We see how the adults in this
world make moral compromises that have a direct impact on their charges,
all in the name of not shaking the boat. We see how the adults have
already made those compromises in their own lives, and how they live (or
don't) with the questionable decisions they've made. We see how the
boys are sex-obsessed, juvenile, serious, hilarious, earnest, cynical,
and how they negotiate the nearness of the girls' school next door, the
somewhat unlikeable scientist in their midst, and how utterly unprepared
they are for having to deal with the realities of sex and drugs - and
how they shouldn't have to be.
But what shouldn't be isn't
necessarily what is. These kids are often mean to each other. In subtle
ways, in overt ways. They walk through a land of cruelty, but are
protected, to some degree, by the friends around them. As they should be
by the adults around them.
Skippy is the roommate of the boy
scientist, Ruprecht, who is obsessed with the multiverse string theory.
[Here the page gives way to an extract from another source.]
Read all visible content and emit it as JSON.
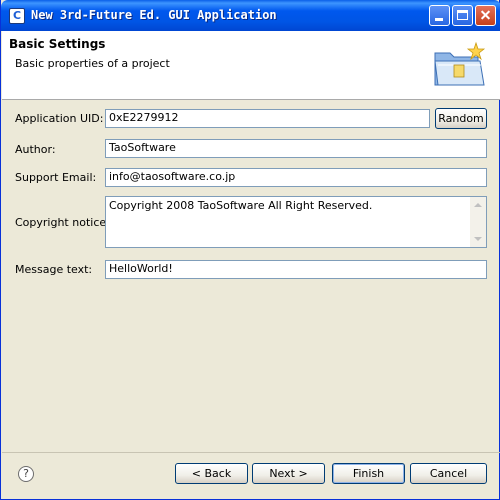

Skippy dies. That's in the title. It's also in the first chapter. And
then Paul Murray weaves backwards to show the roots, and forward to show
the impact. We see how the school deals with the death, on an
administrative level. (Badly, and with more thought for the net value of
the school than for the students).
This is making this all sound more dour than it actually is. Skippy Dies
is frequently very funny, even if most of the jokes are of the
13-year-old bodily fluid type. But what held my attention most was the
parallel that was drawn between what happens at the school, and the
sacrifice of young men in war, often fruitlessly, and how their stories
are manipulated for public consumption at the particular time or place.
It's what happens here.
And Paul Murray avoids an easy solution. The adults fail the children, here. There is no simple escape hatch that makes it okay.